Now I am not going to have a lot of friends by saying that, but this is true. We live in a pragmatic world where a payment should not take more that 1 second to process. Beware of the performance!

And if you manage your data instead of managing your database, you will:

1/ make your life easier.

2/build a system that is not dependable on database engine that might just die on you.

Ideally, you want your database engine to be the best as possible but what you want the most is managing your data the best way. A DBA has a new challenge. This challenge is that his job has to be closer to the business.

Here are some good practices to achieve better performance in a transactional environment:

1/ Federate your transactions: having a lot of servers to write not only gives you more power and more writes and reads parallelism, it also gives a natural way of implementing high availability strategies. If one node is down, you write on the other one.

2/ Get your database transactions as small as possible and do uncommitted reads as much as possible: be pragmatic, how many times do you really need committed reads? Beware of committed reads, they can lock your server processes.  The smaller your transaction is, the better it is as you free memory, connection and tables.

3/ Implement a thorough partition analyses: before starting business, try to have an idea of what transactions are needed on real time for reporting and for updates. Set your partitioning scheme adequately so that you can free “old news” transactions and do maintenance on them (extracting, purging, reindexing, defragmenting) without disturbing your current activity.

4/ Think Data instead of Database. When you think about it, the more your data is small to manage, the easiest your database will be to manage. If you have opportunity to think about a better partitioning (3), a better storage solution to keep your production data small, you will make your life easier.

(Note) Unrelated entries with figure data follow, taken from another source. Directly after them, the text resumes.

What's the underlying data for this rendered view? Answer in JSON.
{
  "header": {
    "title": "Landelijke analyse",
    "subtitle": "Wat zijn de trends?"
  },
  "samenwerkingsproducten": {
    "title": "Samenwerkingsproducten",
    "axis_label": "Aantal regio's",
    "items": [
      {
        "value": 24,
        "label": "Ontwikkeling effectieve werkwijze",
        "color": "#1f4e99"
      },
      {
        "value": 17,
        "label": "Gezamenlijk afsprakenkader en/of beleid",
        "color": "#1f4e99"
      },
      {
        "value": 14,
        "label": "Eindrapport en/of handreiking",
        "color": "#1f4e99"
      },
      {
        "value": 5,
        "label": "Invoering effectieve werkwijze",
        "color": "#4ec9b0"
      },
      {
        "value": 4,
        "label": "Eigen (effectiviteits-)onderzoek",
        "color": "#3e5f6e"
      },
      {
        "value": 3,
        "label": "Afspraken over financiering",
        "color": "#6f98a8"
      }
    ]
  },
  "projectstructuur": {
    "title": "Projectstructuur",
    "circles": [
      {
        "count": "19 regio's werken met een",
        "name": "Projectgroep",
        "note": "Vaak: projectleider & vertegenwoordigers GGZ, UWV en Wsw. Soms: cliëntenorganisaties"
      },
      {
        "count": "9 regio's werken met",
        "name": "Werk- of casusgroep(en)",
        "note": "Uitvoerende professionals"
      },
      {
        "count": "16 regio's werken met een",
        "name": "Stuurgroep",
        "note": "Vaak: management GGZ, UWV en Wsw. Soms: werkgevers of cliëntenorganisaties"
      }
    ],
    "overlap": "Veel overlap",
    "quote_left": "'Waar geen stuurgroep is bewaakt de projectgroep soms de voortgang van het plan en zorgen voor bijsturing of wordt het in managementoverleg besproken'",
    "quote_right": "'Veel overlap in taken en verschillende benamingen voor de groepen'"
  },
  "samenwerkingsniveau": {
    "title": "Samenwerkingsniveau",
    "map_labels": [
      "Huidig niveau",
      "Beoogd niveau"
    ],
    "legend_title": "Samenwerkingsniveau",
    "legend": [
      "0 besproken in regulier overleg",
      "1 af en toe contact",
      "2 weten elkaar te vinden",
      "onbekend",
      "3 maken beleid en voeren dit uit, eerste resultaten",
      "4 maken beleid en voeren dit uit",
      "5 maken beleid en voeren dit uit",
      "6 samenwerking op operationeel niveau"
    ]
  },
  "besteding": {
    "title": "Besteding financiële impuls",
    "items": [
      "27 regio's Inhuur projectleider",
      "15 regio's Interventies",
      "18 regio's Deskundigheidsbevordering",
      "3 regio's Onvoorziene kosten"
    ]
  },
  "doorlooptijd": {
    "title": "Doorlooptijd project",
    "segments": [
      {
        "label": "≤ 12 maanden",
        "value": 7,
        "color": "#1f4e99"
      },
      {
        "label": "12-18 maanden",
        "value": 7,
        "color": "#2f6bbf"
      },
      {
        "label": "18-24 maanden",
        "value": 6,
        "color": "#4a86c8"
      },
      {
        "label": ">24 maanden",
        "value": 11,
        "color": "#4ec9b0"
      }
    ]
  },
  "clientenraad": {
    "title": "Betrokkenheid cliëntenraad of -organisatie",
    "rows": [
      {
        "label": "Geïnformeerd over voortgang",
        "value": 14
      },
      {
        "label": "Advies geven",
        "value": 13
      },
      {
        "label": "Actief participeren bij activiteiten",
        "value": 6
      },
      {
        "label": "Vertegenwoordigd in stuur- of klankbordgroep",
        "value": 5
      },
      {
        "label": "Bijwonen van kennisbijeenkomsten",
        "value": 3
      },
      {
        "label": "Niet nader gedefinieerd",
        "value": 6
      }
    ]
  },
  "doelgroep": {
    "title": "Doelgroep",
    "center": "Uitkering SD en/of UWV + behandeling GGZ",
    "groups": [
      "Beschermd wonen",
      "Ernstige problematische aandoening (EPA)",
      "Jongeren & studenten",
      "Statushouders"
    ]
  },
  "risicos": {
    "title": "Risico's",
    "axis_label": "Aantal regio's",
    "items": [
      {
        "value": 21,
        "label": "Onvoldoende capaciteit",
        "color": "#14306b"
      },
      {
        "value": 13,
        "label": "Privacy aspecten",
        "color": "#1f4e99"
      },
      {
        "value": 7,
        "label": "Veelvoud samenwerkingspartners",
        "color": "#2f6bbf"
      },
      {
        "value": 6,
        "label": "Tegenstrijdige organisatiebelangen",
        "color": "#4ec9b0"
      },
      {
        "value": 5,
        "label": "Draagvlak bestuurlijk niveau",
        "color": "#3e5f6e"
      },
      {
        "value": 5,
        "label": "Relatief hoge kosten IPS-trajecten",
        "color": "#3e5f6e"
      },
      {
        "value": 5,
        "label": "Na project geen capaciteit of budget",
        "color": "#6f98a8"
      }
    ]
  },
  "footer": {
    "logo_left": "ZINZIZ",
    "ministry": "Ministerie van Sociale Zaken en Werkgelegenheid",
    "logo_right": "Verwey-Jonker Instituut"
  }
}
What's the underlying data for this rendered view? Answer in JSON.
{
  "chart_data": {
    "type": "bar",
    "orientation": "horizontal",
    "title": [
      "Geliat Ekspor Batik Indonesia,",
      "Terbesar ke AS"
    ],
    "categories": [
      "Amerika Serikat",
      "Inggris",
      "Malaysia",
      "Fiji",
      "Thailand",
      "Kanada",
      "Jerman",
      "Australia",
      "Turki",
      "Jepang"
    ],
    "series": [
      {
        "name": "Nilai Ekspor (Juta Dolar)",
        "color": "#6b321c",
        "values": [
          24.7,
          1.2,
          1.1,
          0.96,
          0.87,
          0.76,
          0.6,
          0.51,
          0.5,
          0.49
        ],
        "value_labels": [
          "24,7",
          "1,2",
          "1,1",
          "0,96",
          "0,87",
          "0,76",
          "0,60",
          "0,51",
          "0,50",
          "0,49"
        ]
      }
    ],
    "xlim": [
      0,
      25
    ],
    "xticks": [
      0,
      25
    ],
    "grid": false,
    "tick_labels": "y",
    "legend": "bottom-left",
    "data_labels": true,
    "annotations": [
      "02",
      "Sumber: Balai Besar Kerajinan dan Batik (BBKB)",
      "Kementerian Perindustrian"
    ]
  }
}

5/ Identify your group of data: configuration data and transactional data are different and so should be your servers. When you just want to know client’s configuration, your data repository should emphasize reads and integrity and when you insert transactions, your data repository should emphasize writes and performance.

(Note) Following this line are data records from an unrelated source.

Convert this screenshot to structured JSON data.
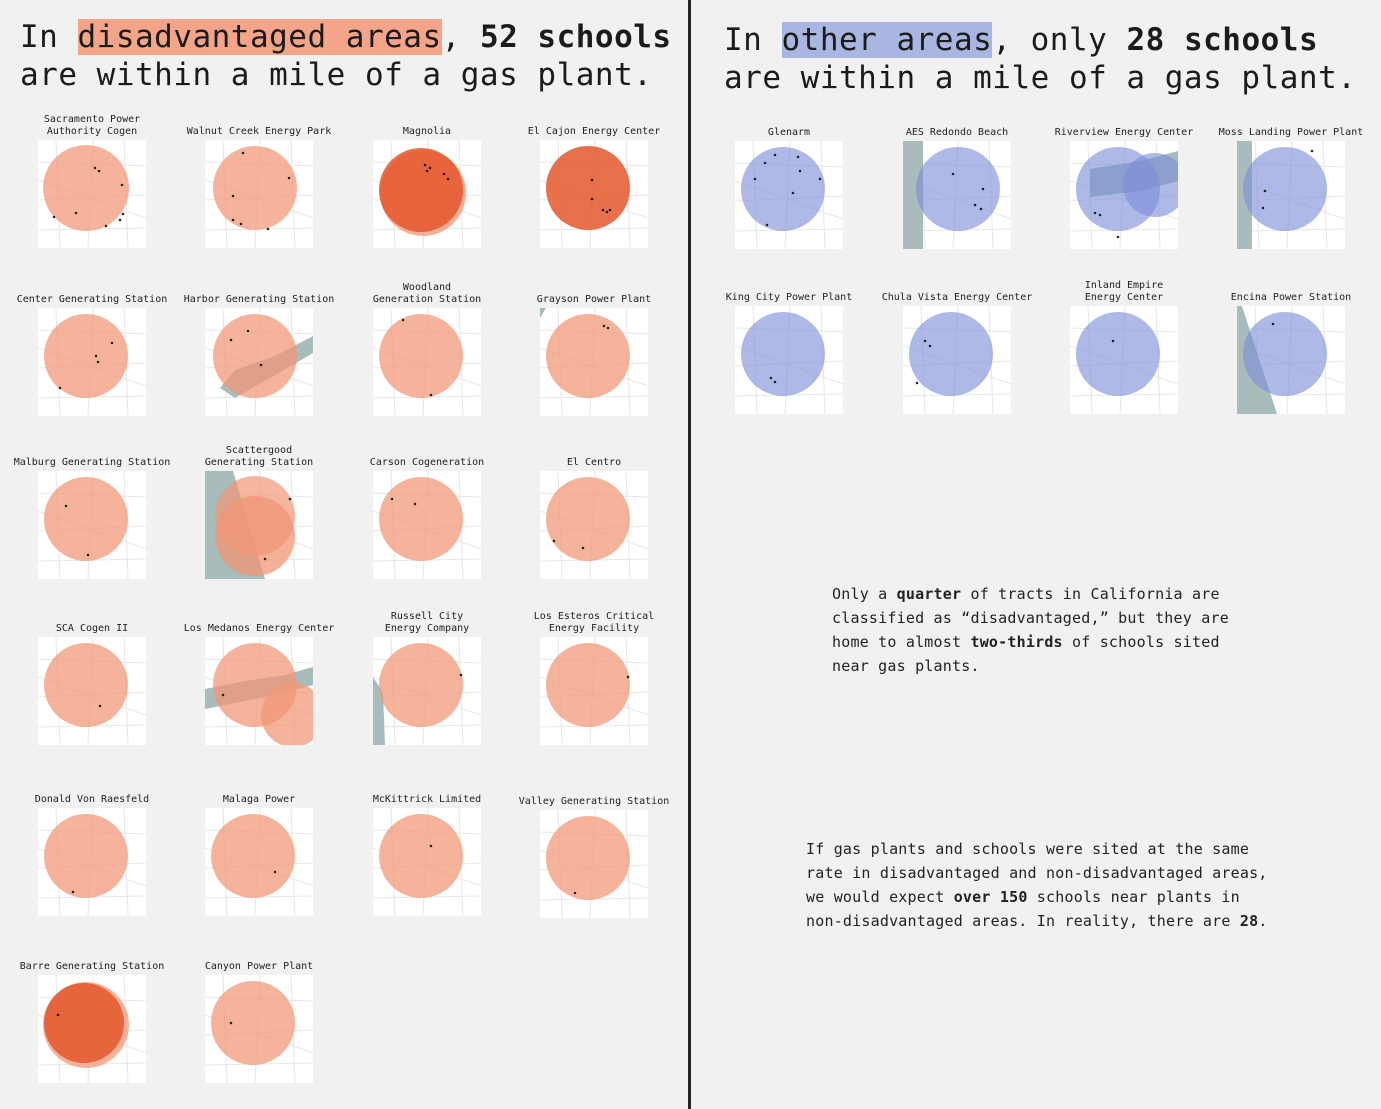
{
  "colors": {
    "disadvantaged": "#f29676",
    "disadvantaged_dark": "#e4572b",
    "other": "#7d8ed8",
    "water": "#a8bcbc",
    "school_dot": "#111111",
    "divider": "#262626"
  },
  "left_panel": {
    "headline": {
      "prefix": "In ",
      "area_label": "disadvantaged areas",
      "mid": ", ",
      "count_label": "52 schools",
      "line2": "are within a mile of a gas plant."
    },
    "plants": [
      {
        "name": "Sacramento Power\nAuthority Cogen",
        "map_labels": []
      },
      {
        "name": "Walnut Creek Energy Park",
        "map_labels": []
      },
      {
        "name": "Magnolia",
        "map_labels": []
      },
      {
        "name": "El Cajon Energy Center",
        "map_labels": []
      },
      {
        "name": "Center Generating Station",
        "map_labels": []
      },
      {
        "name": "Harbor Generating Station",
        "map_labels": []
      },
      {
        "name": "Woodland\nGeneration Station",
        "map_labels": []
      },
      {
        "name": "Grayson Power Plant",
        "map_labels": []
      },
      {
        "name": "Malburg Generating Station",
        "map_labels": []
      },
      {
        "name": "Scattergood\nGenerating Station",
        "map_labels": []
      },
      {
        "name": "Carson Cogeneration",
        "map_labels": []
      },
      {
        "name": "El Centro",
        "map_labels": []
      },
      {
        "name": "SCA Cogen II",
        "map_labels": []
      },
      {
        "name": "Los Medanos Energy Center",
        "map_labels": []
      },
      {
        "name": "Russell City\nEnergy Company",
        "map_labels": []
      },
      {
        "name": "Los Esteros Critical\nEnergy Facility",
        "map_labels": []
      },
      {
        "name": "Donald Von Raesfeld",
        "map_labels": []
      },
      {
        "name": "Malaga Power",
        "map_labels": []
      },
      {
        "name": "McKittrick Limited",
        "map_labels": []
      },
      {
        "name": "Valley Generating Station",
        "map_labels": []
      },
      {
        "name": "Barre Generating Station",
        "map_labels": []
      },
      {
        "name": "Canyon Power Plant",
        "map_labels": []
      }
    ]
  },
  "right_panel": {
    "headline": {
      "prefix": "In ",
      "area_label": "other areas",
      "mid": ", only ",
      "count_label": "28 schools",
      "line2": "are within a mile of a gas plant."
    },
    "plants": [
      {
        "name": "Glenarm",
        "map_labels": []
      },
      {
        "name": "AES Redondo Beach",
        "map_labels": []
      },
      {
        "name": "Riverview Energy Center",
        "map_labels": []
      },
      {
        "name": "Moss Landing Power Plant",
        "map_labels": []
      },
      {
        "name": "King City Power Plant",
        "map_labels": []
      },
      {
        "name": "Chula Vista Energy Center",
        "map_labels": []
      },
      {
        "name": "Inland Empire\nEnergy Center",
        "map_labels": []
      },
      {
        "name": "Encina Power Station",
        "map_labels": []
      }
    ],
    "notes": [
      {
        "pre": "Only a ",
        "b1": "quarter",
        "mid": " of tracts in California are\nclassified as “disadvantaged,” but they are\nhome to almost ",
        "b2": "two-thirds",
        "post": " of schools sited\nnear gas plants."
      },
      {
        "pre": "If gas plants and schools were sited at the same\nrate in disadvantaged and non-disadvantaged areas,\nwe would expect ",
        "b1": "over 150",
        "mid": " schools near plants in\nnon-disadvantaged areas. In reality, there are ",
        "b2": "28",
        "post": "."
      }
    ]
  }
}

6/ delegate and trust the application layer: for a lot of reason, it is good to cache data within your server in certain situation. It gives the application the ability to run without the database and also the ability to have a better a performance for highly recurring request for data that are not change that often. It frees up database process CPU and Ram. Database engine can always cache execution plans but they are still going to query or at least render the result over the network. DBAs and application engineers have to find the right balance and now where to delegate the query. More importantly, when you insert or update within the database, constraints can slow down performance. The database should trust the application. One way of giving trust is the use of application web services. Those web services will enforce security by limiting Ip ranges and setting up certificates. And web services will enable to set up the trust the database need. Obviously if the database is accessed by 1000 different applications directly, then the database will have a hard time to trust all of them but if the database is accessed via a web service, then it will be more comfortable to delegate some of the integrity rules.

 

Now some DBAs, with the last point (6) might think that database will end up being just a storage space. Do not worry about it. Database engine will still perform better querying as it is a set-based engine. Database will still perform better storage compression. Database will still perform better recovery strategies for your data. And let’s be honest, isn’t it better for our career to think that you manage data and not database? Because, think about it, data is moving all the time, not database. So in essence, it is harder to manage volatile systems than conventional and easy-to-follow systems. So the big bucks will be for people that manage unconventional systems, not the opposite!